Rossini P M, Tecchio F, Pizzella V, Lupoi D, Cassetta E, Pasqualetti P, Romani G L, Orlacchio A
Divisione Neurologia, Osp. Fatebenefratelli, Roma, Italy.
Brain Res. 1998 Jan 26;782(1-2):153-66. doi: 10.1016/s0006-8993(97)01274-2.
The topography of primary sensory cortical hand area following a monohemispheric lesion (sudden = stroke; progressive = neoplasm) was investigated in relationship with clinical recovery of sensorimotor deficits. Twenty seven patients with monohemispheric lesions were studied in a clinically stabilized condition. Functional informations from magnetoencephalography (MEG) were integrated with anatomical data from magnetic resonance imaging (MRI). MEG localizations of the neurons firing at early latencies in primary sensory cortex after separate stimulation of median nerve, thumb and little fingers of each hand were carried out. Characteristics of cerebral equivalent current dipoles (ECDs) activated by each contralateral stimulation, the 'hand extension' (i.e., the distance in millimetres between ECDs of first and fifth digits), as well as interhemispheric differences of the tested parameters were investigated. Finally, ECDs' locations were integrated with MRI. Lesions involving cortical (C) or subcortical (s.c.) areas receiving sensory input from the hand were often combined to increase interhemispheric asymmetry of the tested parameters (22% for C and 49% for s.c. lesions). This might be due to an activation of neuronal districts which in the affected hemisphere (AH) differ from those normally activated in the unaffected hemisphere (UH) and in the control population. Moreover, the 'hand extension' was enlarged on the AH--more frequently after a SC lesion--mainly due to a medial shift of the little finger ECD, combined to a tendency of both finger ECDs to shift frontally. After a C lesion, responses from the AH were often stronger than normal. Spatial reorganizations were also seen in the UH (7% of C and 14% of SC lesions). 'Hand extension' in the UH was selectively enlarged for the P30m only when combined with a similar enlargement in the AH. Significant interhemispheric asymmetries due to neuronal reorganization in the AH were associated with worse clinical outcomes compared to patients without asymmetries.

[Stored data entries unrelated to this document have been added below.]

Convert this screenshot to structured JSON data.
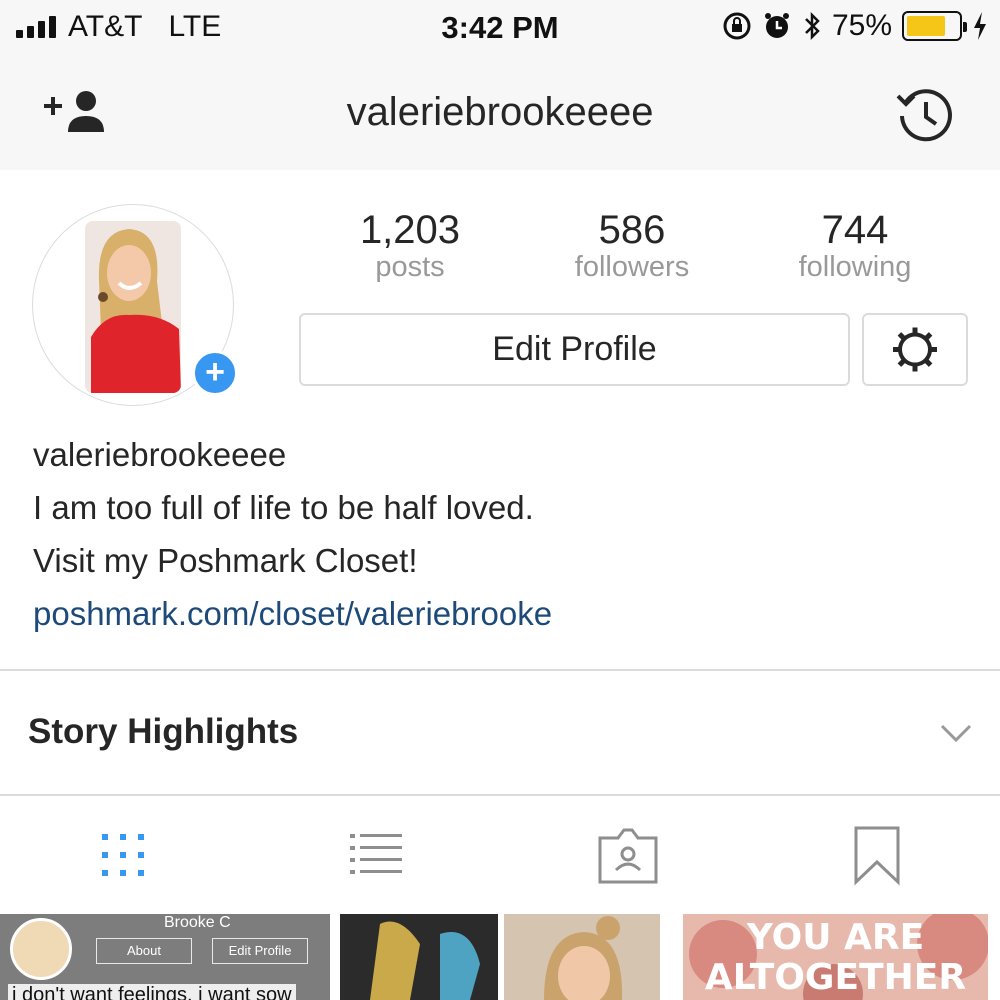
{
  "status_bar": {
    "carrier": "AT&T",
    "network": "LTE",
    "time": "3:42 PM",
    "battery": "75%",
    "battery_level": 0.75
  },
  "nav": {
    "title": "valeriebrookeeee",
    "left_icon": "add-person-icon",
    "right_icon": "history-icon"
  },
  "profile": {
    "stats": [
      {
        "value": "1,203",
        "label": "posts"
      },
      {
        "value": "586",
        "label": "followers"
      },
      {
        "value": "744",
        "label": "following"
      }
    ],
    "edit_label": "Edit Profile",
    "add_story_glyph": "+"
  },
  "bio": {
    "name": "valeriebrookeeee",
    "line1": "I am too full of life to be half loved.",
    "line2": "Visit my Poshmark Closet!",
    "link": "poshmark.com/closet/valeriebrooke"
  },
  "highlights": {
    "label": "Story Highlights"
  },
  "tabs": [
    {
      "icon": "grid-icon",
      "active": true
    },
    {
      "icon": "list-icon",
      "active": false
    },
    {
      "icon": "tagged-icon",
      "active": false
    },
    {
      "icon": "bookmark-icon",
      "active": false
    }
  ],
  "grid": {
    "thumb1": {
      "name": "Brooke C",
      "about": "About",
      "edit": "Edit Profile",
      "caption": "i don't want feelings. i want sow"
    },
    "thumb4": {
      "line1": "YOU ARE",
      "line2": "ALTOGETHER"
    }
  },
  "colors": {
    "accent": "#3897f0",
    "link": "#1e4a7a",
    "battery": "#f5c518"
  }
}
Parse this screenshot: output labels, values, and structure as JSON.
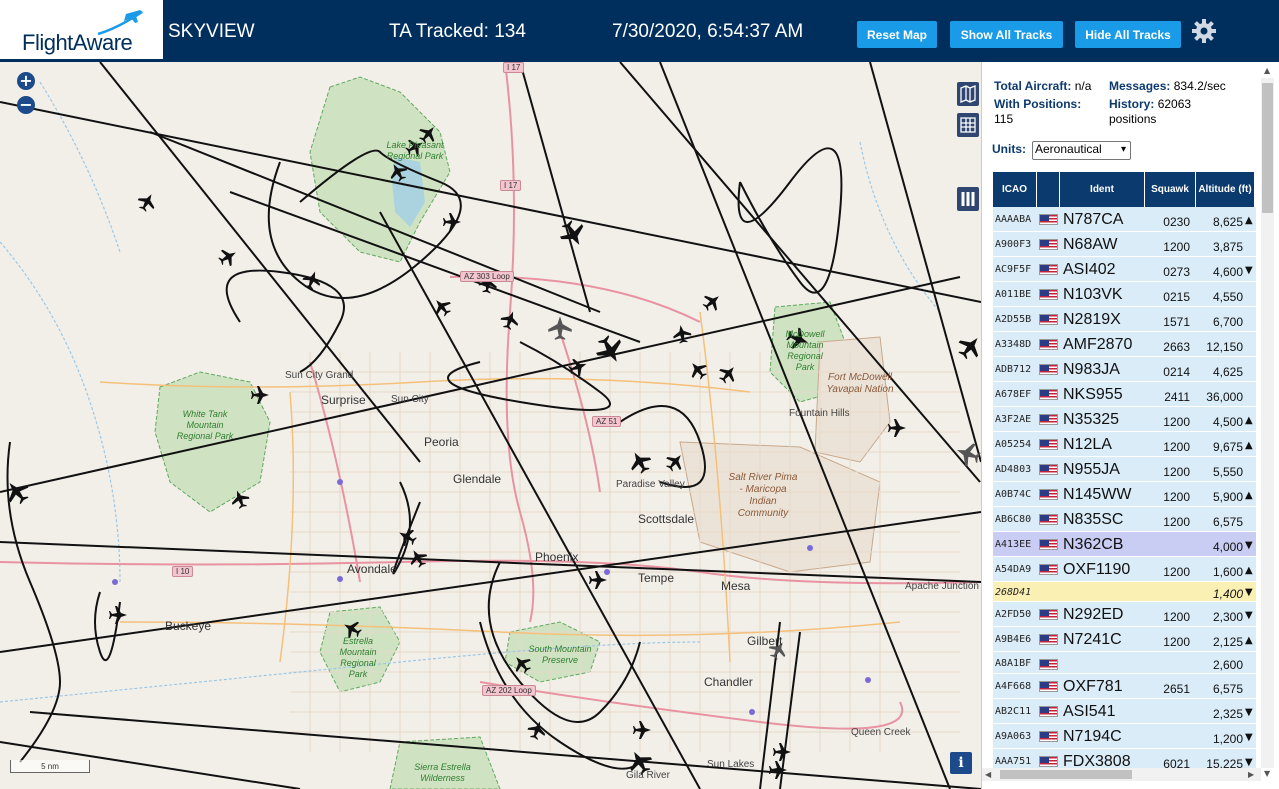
{
  "header": {
    "logo_text": "FlightAware",
    "app_title": "SKYVIEW",
    "tracked_label": "TA Tracked: 134",
    "datetime": "7/30/2020, 6:54:37 AM",
    "buttons": {
      "reset": "Reset Map",
      "show": "Show All Tracks",
      "hide": "Hide All Tracks"
    },
    "settings_icon": "gear-icon",
    "colors": {
      "bar": "#002f5d",
      "button": "#1a9be8"
    }
  },
  "map": {
    "zoom_in": "+",
    "zoom_out": "−",
    "scale_label": "5 nm",
    "info": "i",
    "cities": [
      "Surprise",
      "Peoria",
      "Glendale",
      "Phoenix",
      "Scottsdale",
      "Tempe",
      "Mesa",
      "Avondale",
      "Buckeye",
      "Chandler",
      "Gilbert"
    ],
    "towns": [
      "Sun City Grand",
      "Sun City",
      "Paradise Valley",
      "Fountain Hills",
      "Apache Junction",
      "Queen Creek",
      "Sun Lakes",
      "Gila River"
    ],
    "parks": [
      "Lake Pleasant Regional Park",
      "White Tank Mountain Regional Park",
      "McDowell Mountain Regional Park",
      "Estrella Mountain Regional Park",
      "Sierra Estrella Wilderness",
      "South Mountain Preserve"
    ],
    "reserves": [
      "Fort McDowell Yavapai Nation",
      "Salt River Pima - Maricopa Indian Community"
    ],
    "shields": [
      "I 17",
      "I 17",
      "AZ 303 Loop",
      "AZ 51",
      "I 10",
      "AZ 202 Loop"
    ]
  },
  "stats": {
    "total_aircraft_label": "Total Aircraft:",
    "total_aircraft_value": "n/a",
    "messages_label": "Messages:",
    "messages_value": "834.2/sec",
    "with_positions_label": "With Positions:",
    "with_positions_value": "115",
    "history_label": "History:",
    "history_value": "62063 positions"
  },
  "units": {
    "label": "Units:",
    "selected": "Aeronautical"
  },
  "table": {
    "headers": {
      "icao": "ICAO",
      "ident": "Ident",
      "squawk": "Squawk",
      "altitude": "Altitude (ft)"
    },
    "rows": [
      {
        "icao": "AAAABA",
        "ident": "N787CA",
        "squawk": "0230",
        "alt": "8,625",
        "trend": "▲"
      },
      {
        "icao": "A900F3",
        "ident": "N68AW",
        "squawk": "1200",
        "alt": "3,875",
        "trend": ""
      },
      {
        "icao": "AC9F5F",
        "ident": "ASI402",
        "squawk": "0273",
        "alt": "4,600",
        "trend": "▼"
      },
      {
        "icao": "A011BE",
        "ident": "N103VK",
        "squawk": "0215",
        "alt": "4,550",
        "trend": ""
      },
      {
        "icao": "A2D55B",
        "ident": "N2819X",
        "squawk": "1571",
        "alt": "6,700",
        "trend": ""
      },
      {
        "icao": "A3348D",
        "ident": "AMF2870",
        "squawk": "2663",
        "alt": "12,150",
        "trend": ""
      },
      {
        "icao": "ADB712",
        "ident": "N983JA",
        "squawk": "0214",
        "alt": "4,625",
        "trend": ""
      },
      {
        "icao": "A678EF",
        "ident": "NKS955",
        "squawk": "2411",
        "alt": "36,000",
        "trend": ""
      },
      {
        "icao": "A3F2AE",
        "ident": "N35325",
        "squawk": "1200",
        "alt": "4,500",
        "trend": "▲"
      },
      {
        "icao": "A05254",
        "ident": "N12LA",
        "squawk": "1200",
        "alt": "9,675",
        "trend": "▲"
      },
      {
        "icao": "AD4803",
        "ident": "N955JA",
        "squawk": "1200",
        "alt": "5,550",
        "trend": ""
      },
      {
        "icao": "A0B74C",
        "ident": "N145WW",
        "squawk": "1200",
        "alt": "5,900",
        "trend": "▲"
      },
      {
        "icao": "AB6C80",
        "ident": "N835SC",
        "squawk": "1200",
        "alt": "6,575",
        "trend": ""
      },
      {
        "icao": "A413EE",
        "ident": "N362CB",
        "squawk": "",
        "alt": "4,000",
        "trend": "▼"
      },
      {
        "icao": "A54DA9",
        "ident": "OXF1190",
        "squawk": "1200",
        "alt": "1,600",
        "trend": "▲"
      },
      {
        "icao": "268D41",
        "ident": "",
        "squawk": "",
        "alt": "1,400",
        "trend": "▼"
      },
      {
        "icao": "A2FD50",
        "ident": "N292ED",
        "squawk": "1200",
        "alt": "2,300",
        "trend": "▼"
      },
      {
        "icao": "A9B4E6",
        "ident": "N7241C",
        "squawk": "1200",
        "alt": "2,125",
        "trend": "▲"
      },
      {
        "icao": "A8A1BF",
        "ident": "",
        "squawk": "",
        "alt": "2,600",
        "trend": ""
      },
      {
        "icao": "A4F668",
        "ident": "OXF781",
        "squawk": "2651",
        "alt": "6,575",
        "trend": ""
      },
      {
        "icao": "AB2C11",
        "ident": "ASI541",
        "squawk": "",
        "alt": "2,325",
        "trend": "▼"
      },
      {
        "icao": "A9A063",
        "ident": "N7194C",
        "squawk": "",
        "alt": "1,200",
        "trend": "▼"
      },
      {
        "icao": "AAA751",
        "ident": "FDX3808",
        "squawk": "6021",
        "alt": "15,225",
        "trend": "▼"
      }
    ],
    "colors": {
      "row": "#daecf8",
      "selected": "#c9cdf3",
      "no_position": "#fbf0b4",
      "header": "#0a3a6e"
    }
  }
}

研究了单侧半球损伤(突发性 = 中风;渐进性 = 肿瘤)后初级感觉皮层手部区域的地形与感觉运动功能缺损临床恢复的关系。对27例单侧半球损伤且病情稳定的患者进行了研究。将来自脑磁图(MEG)的功能信息与来自磁共振成像(MRI)的解剖数据相结合。分别刺激每只手的正中神经、拇指和小指后,对初级感觉皮层中早期潜伏期放电的神经元进行MEG定位。研究了每次对侧刺激激活的脑等效电流偶极子(ECD)的特征、“手伸展”(即第一和第五指的ECD之间以毫米为单位的距离)以及测试参数的半球间差异。最后,将ECD的位置与MRI相结合。涉及接受手部感觉输入的皮层(C)或皮层下(s.c.)区域的损伤通常合并出现,以增加测试参数的半球间不对称性(C损伤为22%,s.c.损伤为49%)。这可能是由于受影响半球(AH)中神经元区域的激活与未受影响半球(UH)和对照组中正常激活的区域不同。此外,AH上的“手伸展”增大 - 在s.c.损伤后更常见 - 主要是由于小指ECD向内侧移位,同时两个手指的ECD都有向前移位的趋势。C损伤后,AH的反应通常比正常情况更强。在UH中也观察到了空间重组(C损伤的7%和SC损伤的14%)。只有当与AH中类似的增大相结合时,UH中仅P30m的“手伸展”才会选择性增大。与没有不对称性的患者相比,AH中神经元重组导致的显著半球间不对称与更差的临床结果相关。